Já sentado atrás de um fiel piano, onde gostaríamos de o ter visto um pouco mais, ouve-se a estreia de “Broken”, um dos novos temas do artista cujo impacto emotivo quase que nos faz soltar uma ou outra lágrima.
Entrado em período de descontos, que é como quem diz no encore, chegou a surpresa bem guardada da noite: Ana Moura. Convidada de honra da noite, a fadista portuguesa juntou-se a Patrick Watson e ao guitarrista Joe Grass, cuja guitarra quase soou a uma portuguesa, para que juntos homenageassem Lhasa da Sala, através de “El Payanade”, naquele que foi indiscutivelmente o ponto alto da noite.
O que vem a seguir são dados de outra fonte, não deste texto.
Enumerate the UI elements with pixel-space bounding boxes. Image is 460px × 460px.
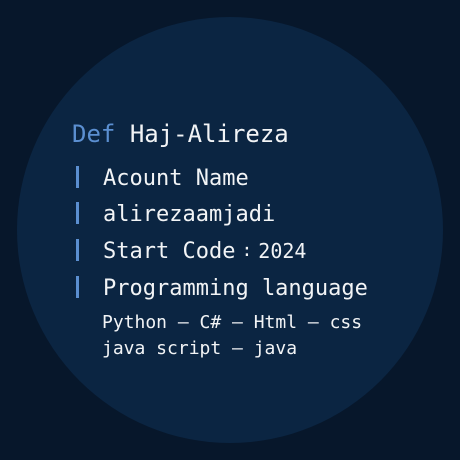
- account-name-label-row: Acount Name: [72, 164, 249, 194]
- programming-language-label: Programming language: [103, 276, 368, 301]
- account-name-label: Acount Name: [103, 166, 249, 191]
- accent-bar: [76, 276, 79, 298]
- def-keyword: Def: [72, 120, 116, 148]
- accent-bar: [76, 239, 79, 261]
- start-code-row: Start Code:2024: [72, 236, 306, 267]
- programming-language-row: Programming language: [72, 274, 368, 304]
- card-content: Def Haj-Alireza Acount Name alirezaamjad…: [0, 0, 460, 460]
- start-code-separator: :: [241, 240, 253, 261]
- profile-card: Def Haj-Alireza Acount Name alirezaamjad…: [0, 0, 460, 460]
- languages-line-2: java script – java: [102, 338, 298, 359]
- start-code-year: 2024: [258, 239, 307, 263]
- accent-bar: [76, 202, 79, 224]
- profile-title: Def Haj-Alireza: [72, 118, 289, 150]
- accent-bar: [76, 166, 79, 188]
- languages-line-1: Python – C# – Html – css: [102, 312, 363, 333]
- account-username-row: alirezaamjadi: [72, 200, 275, 230]
- account-username: alirezaamjadi: [103, 202, 276, 227]
- profile-name: Haj-Alireza: [129, 120, 289, 148]
- start-code-label: Start Code: [103, 239, 236, 264]
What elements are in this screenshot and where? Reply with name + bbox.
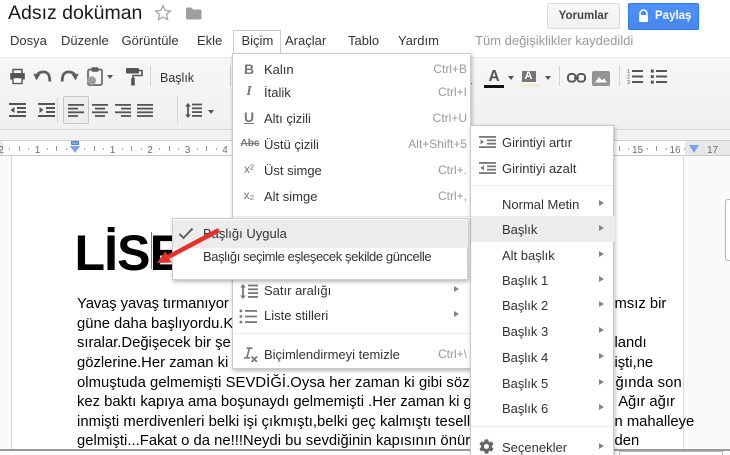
svg-text:3: 3 bbox=[627, 80, 630, 84]
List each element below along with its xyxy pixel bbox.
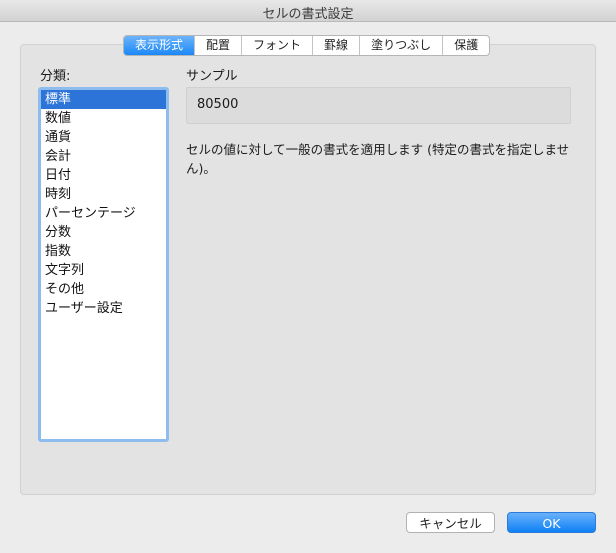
category-item-text[interactable]: 文字列 <box>41 261 166 280</box>
sample-preview: 80500 <box>186 87 571 124</box>
category-item-percentage[interactable]: パーセンテージ <box>41 204 166 223</box>
sample-label: サンプル <box>186 69 238 84</box>
category-item-fraction[interactable]: 分数 <box>41 223 166 242</box>
category-item-currency[interactable]: 通貨 <box>41 128 166 147</box>
tab-fill[interactable]: 塗りつぶし <box>359 36 442 55</box>
ok-button[interactable]: OK <box>507 512 596 533</box>
category-item-general[interactable]: 標準 <box>41 90 166 109</box>
tab-number-format[interactable]: 表示形式 <box>124 36 195 55</box>
cancel-button[interactable]: キャンセル <box>406 512 495 533</box>
category-item-custom[interactable]: ユーザー設定 <box>41 299 166 318</box>
category-item-special[interactable]: その他 <box>41 280 166 299</box>
category-item-number[interactable]: 数値 <box>41 109 166 128</box>
category-item-date[interactable]: 日付 <box>41 166 166 185</box>
tab-alignment[interactable]: 配置 <box>194 36 241 55</box>
format-description: セルの値に対して一般の書式を適用します (特定の書式を指定しません)。 <box>186 142 570 176</box>
tab-bar: 表示形式 配置 フォント 罫線 塗りつぶし 保護 <box>123 35 491 56</box>
category-label: 分類: <box>40 69 71 84</box>
title-bar[interactable]: セルの書式設定 <box>0 0 616 22</box>
category-list[interactable]: 標準 数値 通貨 会計 日付 時刻 パーセンテージ 分数 指数 文字列 その他 … <box>38 87 169 442</box>
tab-protection[interactable]: 保護 <box>442 36 489 55</box>
category-item-scientific[interactable]: 指数 <box>41 242 166 261</box>
category-item-time[interactable]: 時刻 <box>41 185 166 204</box>
tab-font[interactable]: フォント <box>241 36 312 55</box>
tab-border[interactable]: 罫線 <box>312 36 359 55</box>
category-item-accounting[interactable]: 会計 <box>41 147 166 166</box>
sample-value: 80500 <box>197 97 239 112</box>
format-cells-dialog: セルの書式設定 表示形式 配置 フォント 罫線 塗りつぶし 保護 分類: 標準 … <box>0 0 616 553</box>
window-title: セルの書式設定 <box>262 7 354 22</box>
Depois de uma “Into Giants” a reunir a mesma meia-lua de “Melody Noir”, cujo tom festivo tornou-se contagiante ao ponto de todo o LX Factory se juntar em palmas, apareceu o percalço da noite em “Lighthouse”. Naquele que é um dos maiores êxitos do artista, e cujo piano imaculado soa ao toque dos anjos, as luzes e o som do LX Factory cessam por completo, tal como acontecera, há uns bons anos atrás, pela Aula Magna.
Se ao longo do concerto foi feita, pela parte do público, uma introspeção sobre as mudanças entre o passado e o presente, o próprio Patrick Watson seguiu esta linha de pensamento. Não querendo dar a noite como terminada por ali, e na companhia do comparsa Joe Grass, Watson começou a circular, com megafone na mão, pelo meio de um público que o banhava com a luz de centenas de microfones.
Na tela perfeita pintada por Patrick Watson, quis o destino que este momento o tingisse de preto, mas lá está, aos amigos perdoa-se tudo, e para os portugueses, o canadiano é já um dos nossos.